Il s’arrêta, puis reprit bientôt :

« Ce chien ne me quitte pas. Quand je suis seul, il est avec moi ; quand j’entre quelque part, il m’attend au lieu que je lui désigne. Il ne reçoit de nourriture que de ma main, car on a voulu me l’empoisonner.

— Est-il possible ! s’écria Cécile.

— Tout m’est disputé, s’écria-t-il, tout, excepté ce qui pour moi est inacceptable. Mais, vous avez raison, ceci est l’effet, non point d’une haine sauvage, mais d’une avarice qui ne comprend rien en dehors de ses tristes satisfactions. Et puis, vous l’avez dit, l’antagonisme des idées envenime la lutte… Malgré tout, je vous assure, un jugement calme est bien difficile à garder au milieu de ces tourments.

— Oh ! je le comprends, dit-elle, saisie de compassion et prête à l’exempter de cette obligation de force et de calme qu’elle lui avait faite.

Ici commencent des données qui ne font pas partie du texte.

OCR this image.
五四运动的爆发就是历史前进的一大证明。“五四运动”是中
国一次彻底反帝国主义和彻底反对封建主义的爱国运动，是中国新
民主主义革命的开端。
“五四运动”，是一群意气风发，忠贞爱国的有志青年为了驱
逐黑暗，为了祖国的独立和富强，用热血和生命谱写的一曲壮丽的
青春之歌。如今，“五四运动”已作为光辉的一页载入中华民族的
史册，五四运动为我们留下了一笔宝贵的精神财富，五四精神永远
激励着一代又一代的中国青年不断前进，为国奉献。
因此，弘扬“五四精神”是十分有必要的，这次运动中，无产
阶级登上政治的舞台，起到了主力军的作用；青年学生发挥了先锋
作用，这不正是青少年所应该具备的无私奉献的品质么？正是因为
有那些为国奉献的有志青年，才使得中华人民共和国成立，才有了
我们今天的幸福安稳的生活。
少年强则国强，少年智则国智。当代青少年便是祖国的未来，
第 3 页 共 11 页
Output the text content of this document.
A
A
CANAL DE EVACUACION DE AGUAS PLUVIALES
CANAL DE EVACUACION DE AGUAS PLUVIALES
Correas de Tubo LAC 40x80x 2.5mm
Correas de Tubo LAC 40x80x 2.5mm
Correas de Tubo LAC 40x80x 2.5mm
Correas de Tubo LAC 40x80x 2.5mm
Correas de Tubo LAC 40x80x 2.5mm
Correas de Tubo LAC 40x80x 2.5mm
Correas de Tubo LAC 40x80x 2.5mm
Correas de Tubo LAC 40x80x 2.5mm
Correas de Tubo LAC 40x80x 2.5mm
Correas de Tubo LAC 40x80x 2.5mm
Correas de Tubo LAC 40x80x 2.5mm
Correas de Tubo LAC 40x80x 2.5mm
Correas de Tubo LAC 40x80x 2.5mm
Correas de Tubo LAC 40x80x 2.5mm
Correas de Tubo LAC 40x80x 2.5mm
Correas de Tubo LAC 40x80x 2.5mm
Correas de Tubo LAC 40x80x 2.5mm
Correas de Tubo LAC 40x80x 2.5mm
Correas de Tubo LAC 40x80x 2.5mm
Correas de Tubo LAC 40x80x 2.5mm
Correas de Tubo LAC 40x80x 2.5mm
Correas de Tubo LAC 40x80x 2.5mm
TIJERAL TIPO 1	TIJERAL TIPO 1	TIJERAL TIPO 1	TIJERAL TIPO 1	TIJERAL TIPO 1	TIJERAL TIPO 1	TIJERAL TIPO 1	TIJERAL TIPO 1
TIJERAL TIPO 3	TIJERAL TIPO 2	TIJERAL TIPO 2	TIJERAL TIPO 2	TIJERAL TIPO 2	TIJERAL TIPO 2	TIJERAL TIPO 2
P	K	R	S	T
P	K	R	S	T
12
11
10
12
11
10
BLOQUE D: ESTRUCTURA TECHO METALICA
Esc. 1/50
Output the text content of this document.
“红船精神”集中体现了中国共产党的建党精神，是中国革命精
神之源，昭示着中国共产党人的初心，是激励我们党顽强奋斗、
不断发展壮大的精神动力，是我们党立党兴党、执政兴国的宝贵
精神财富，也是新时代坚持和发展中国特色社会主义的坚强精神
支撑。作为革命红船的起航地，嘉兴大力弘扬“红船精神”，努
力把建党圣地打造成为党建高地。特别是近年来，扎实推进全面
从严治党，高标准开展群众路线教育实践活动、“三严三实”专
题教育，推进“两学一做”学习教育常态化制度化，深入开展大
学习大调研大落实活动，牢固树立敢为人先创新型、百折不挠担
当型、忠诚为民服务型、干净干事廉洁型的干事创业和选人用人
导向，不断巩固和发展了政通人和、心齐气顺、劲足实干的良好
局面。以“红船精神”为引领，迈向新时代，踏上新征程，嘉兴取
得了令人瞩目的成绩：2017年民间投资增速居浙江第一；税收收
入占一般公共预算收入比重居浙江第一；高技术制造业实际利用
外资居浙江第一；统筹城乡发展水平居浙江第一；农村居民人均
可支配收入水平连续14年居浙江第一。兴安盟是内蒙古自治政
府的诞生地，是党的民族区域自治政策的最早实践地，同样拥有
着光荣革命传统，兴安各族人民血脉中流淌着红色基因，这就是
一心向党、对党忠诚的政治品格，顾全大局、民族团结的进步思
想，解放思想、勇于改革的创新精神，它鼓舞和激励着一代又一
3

— J’y arriverai cependant, reprit Louis avec énergie, car je le veux ! Les conseils que vous avez bien voulu me donner ne doivent pas être perdus. Je me raidirai. Oui, je dois dominer de toute la hauteur du mépris, de toute la supériorité de la raison, de lâches et mesquines attaques.

— Il faudra surtout vous y soustraire, dit Cécile. Ces luttes vous épuisent.

— Quitter le pays !… » murmura-t-il.